The world was different then, and so was the view from Fort Stevens on what is now Georgia Avenue. Today the automobile traffic hardly ever pauses on what then was a major route for horse-drawn wagons supplying Washington. The men who looked north beyond the fort wall had an unobstructed view for two miles, maybe more; Walter Reed Army Medical Center would be built later to block that view.

And one day in July 1864 the war came here, the only time a Civil War battle was fought within the District of Columbia. It was brought here by Gen. Jubal Anderson Early as part of an effort to draw the Union army away from Richmond -- and as part of an audacious plan to capture the Union capital and to kidnap President Lincoln.

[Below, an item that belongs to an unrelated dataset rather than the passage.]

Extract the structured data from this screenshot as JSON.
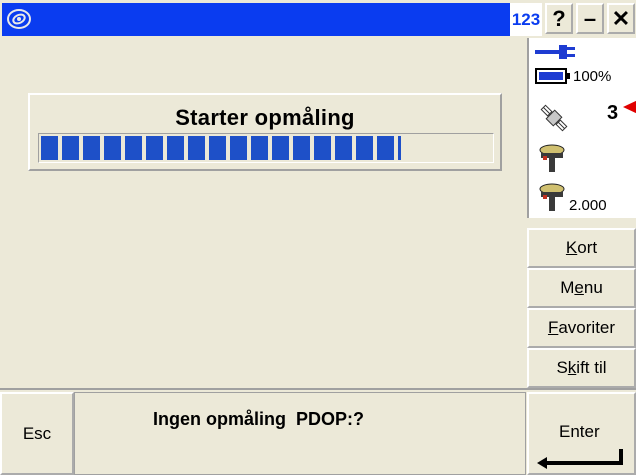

Fort Stevens was a tempting target, sitting there only 5.2 miles from the Capitol, defended by hundred-day volunteers who wore the Union blue but who were themselves very, very green. But the Confederate troops' movement was slowed by the Battle of Monocacy near Frederick, Md., and Fort Stevens was reinforced by seasoned vets. The attack was repulsed, the battle forgotten, the fort left to fight its war of attrition against wind, rain, sun -- and fading memories.

Now a group called the D.C. Heritage Tourism Coalition has polished off an inventory of the hidden history of Washington, and one of the gems is the little park at Fort Stevens. Indeed, the fort may be on the verge of enjoying a modest renaissance. This weekend the National Park Service is celebrating the 135th anniversary of the battle with tours, Civil War songs, and games and speakers.

Somewhere on the dusty shelves of the Park Service is an old plan to restore many of the Fort Circle parks, as these forgotten fortifications are called. No one's looked at that master plan for years. But maybe, with the country's budget surplus and its historical deficit, someone might. The capital, like the country, was shaped by war. The people of the capital, like the people of the country, can be shaped by remembrance.